Или следующие строки, «восстановленные» в «Записках отдела рукописей» (с. 67).

«— Ага-а… — про…» Это Берлиоз реагирует на рассказ Воланда о Пилате.

М. О. Чудакова — не только дописав начатое «про…», но и добавив по своей инициативе слово «значительно» — читает так: «…про [тянул значительно] Берлиоз».

Но в тетради «про…» оборвано не после буквы о, а чуть дальше: после о видно начало следующей буквы — петелька внизу строки, с какой Булгаков мог начать м, л, даже я. То есть никак не «протянул». Может быть, «промычал»?

В этом же отрывке Пилат, резко двинув рукой, задел чашу с вином и «расхлопал… вдребезги».
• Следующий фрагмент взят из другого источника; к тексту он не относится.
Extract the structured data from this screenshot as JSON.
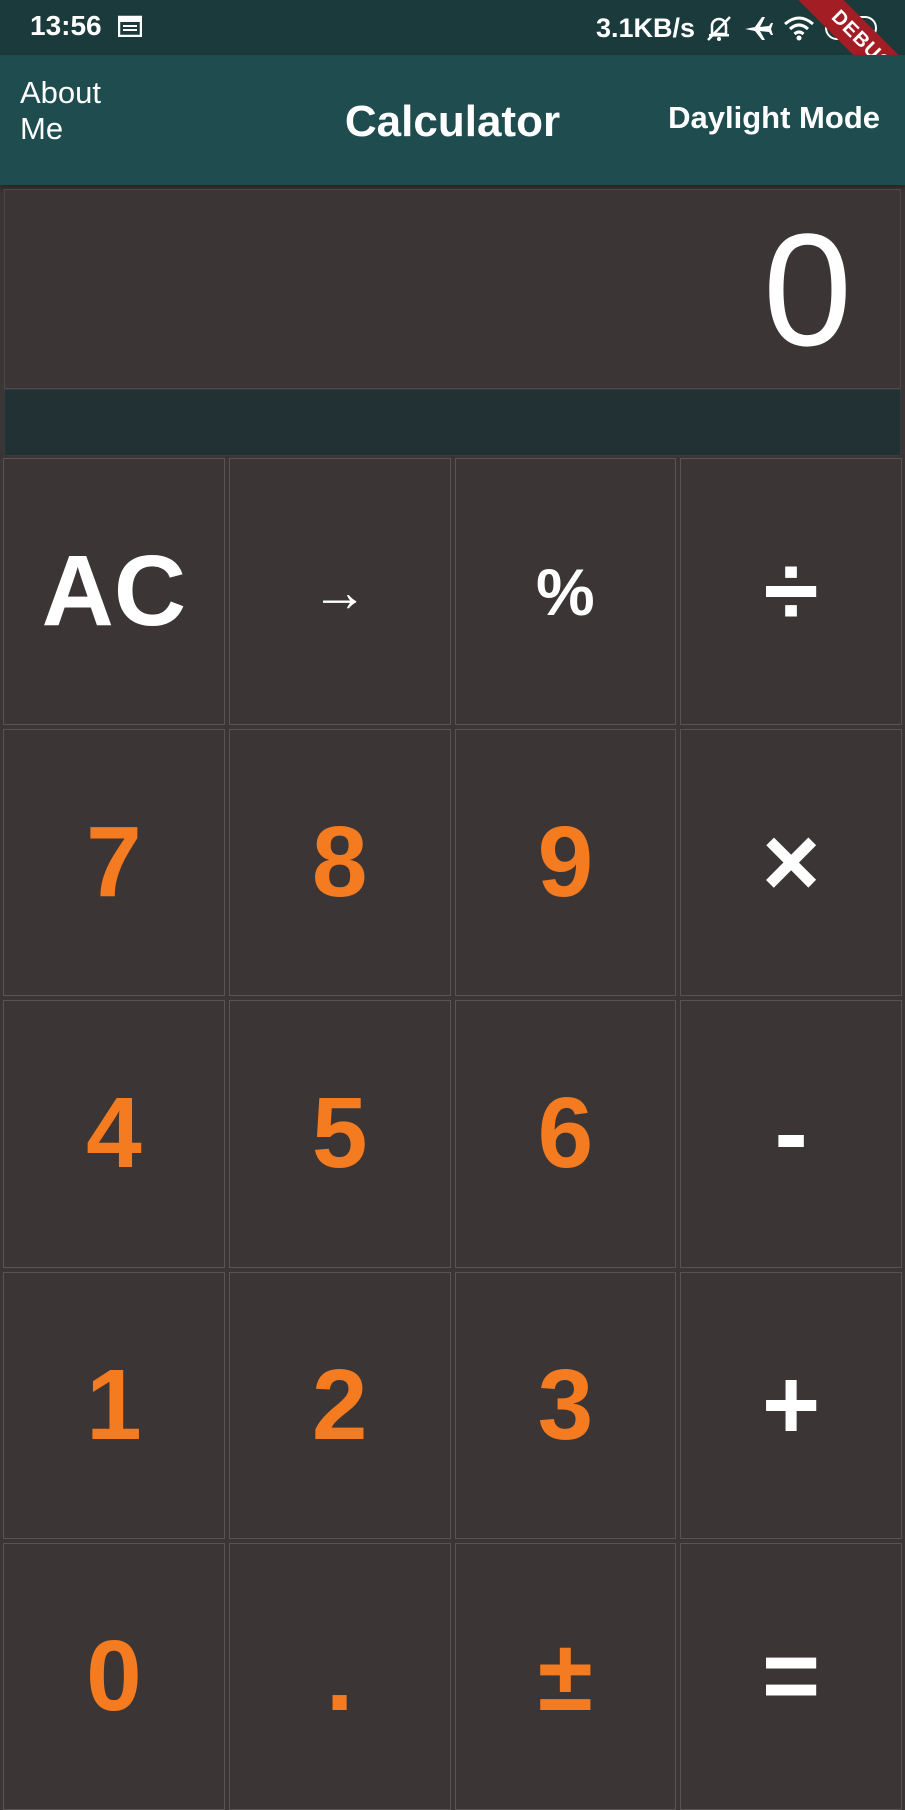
{
  "status_bar": {
    "time": "13:56",
    "network_speed": "3.1KB/s",
    "battery": "28",
    "icons": [
      "calendar-icon",
      "bell-off-icon",
      "airplane-icon",
      "wifi-icon",
      "battery-icon"
    ]
  },
  "debug_banner": "DEBUG",
  "app_bar": {
    "left_action": "About Me",
    "title": "Calculator",
    "right_action": "Daylight Mode"
  },
  "display": {
    "value": "0"
  },
  "keypad": {
    "rows": [
      [
        {
          "label": "AC",
          "type": "op"
        },
        {
          "label": "→",
          "type": "op"
        },
        {
          "label": "%",
          "type": "op"
        },
        {
          "label": "÷",
          "type": "op"
        }
      ],
      [
        {
          "label": "7",
          "type": "num"
        },
        {
          "label": "8",
          "type": "num"
        },
        {
          "label": "9",
          "type": "num"
        },
        {
          "label": "×",
          "type": "op"
        }
      ],
      [
        {
          "label": "4",
          "type": "num"
        },
        {
          "label": "5",
          "type": "num"
        },
        {
          "label": "6",
          "type": "num"
        },
        {
          "label": "-",
          "type": "op"
        }
      ],
      [
        {
          "label": "1",
          "type": "num"
        },
        {
          "label": "2",
          "type": "num"
        },
        {
          "label": "3",
          "type": "num"
        },
        {
          "label": "+",
          "type": "op"
        }
      ],
      [
        {
          "label": "0",
          "type": "num"
        },
        {
          "label": ".",
          "type": "num"
        },
        {
          "label": "±",
          "type": "num"
        },
        {
          "label": "=",
          "type": "op"
        }
      ]
    ]
  },
  "colors": {
    "accent": "#f47b20",
    "app_bar": "#1f4d4f",
    "status_bar": "#1b3a3c",
    "key_background": "#3b3535",
    "debug_ribbon": "#a31d25"
  }
}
Что «расхлопал» Пилат? М. О. Чудакова прочитывает: «расхлопал[ось]» вино. Хотя, вероятнее, глагол «расхлопал» относится не к вину, а к сосуду, содержащему вино: «расхлопал…» — чашу? Ср. в «Белой гвардии»: «У нас он начал с того, что всю посуду расхлопал. Синий сервиз. Только две тарелки осталось».

В той же строке, далее: «расхлопал… вдребезги и руки…» — М. О. Чудакова читает так: «вдребезги, и руки [Пилата обагрились?]» — правда, на этот раз помечая вставку сомневающимся вопросительным знаком.

Но после слова «руки» я вижу в тексте неполностью уцелевшую букву, более всего похожую на з в булгаковском написании. Может быть, залил?.. забрызгал?.. запятнал?.. Во всяком случае, ни слова «Пилат», ни слова «обагрились» здесь нет.

Еще более сомнительна «реконструкция» этих нескольких строк в целом. В подлиннике они выглядят так:

Впервые в жизн…

я видел как надме…

Пилат не сумел сде…

жать себя.

Резко двинул рукой,

нул чашу с ордин…

при этом расхлопал…

вдребезги и руки…

— Ага-а… — про…

Берлиоз, с величай…

интересом слушая

рассказ.

Здесь более половины листа оторвано по вертикали, и тем не менее текст, как видит читатель, прочитывается легко: «в жизни», «надменный», «сдержать»; «ордин…» — вероятнее всего, означает «ординарное вино» (Л. Е. Белозерская рассказывала, что Булгаков очень любил ординарное вино, vin ordinaire; не удивительно, что в первой редакции романа, задолго до «Фалерно» или «Цекубы», его Пилат пил это вино); «с величайшим» и т. д. Для полного понимания отрывка не хватает нескольких слов — двух, трех…

Но М. О. Чудакова, восстанавливая этот текст, вводит не несколько, а много слов: «Впервые в жизни [и в тот… день]» — причем после «тот» еще отточие, означающее, что реконструктору хотелось бы ввести еще какое-нибудь слово, но пока не придумалось, какое.

вернуться

15

Загадочные «фюнебры» имели успех и были повторены исследователями, как с ссылками на М. О. Чудакову (Г. А. Лесскис. Триптих М. Булгакова о русской революции. Комментарии. Москва, 1999, с. 214), так и без ссылок (В. Я. Лосев. Коментарий в книге: М. А. Булгаков. Великий канцлер. Москва, 1992, с. 510).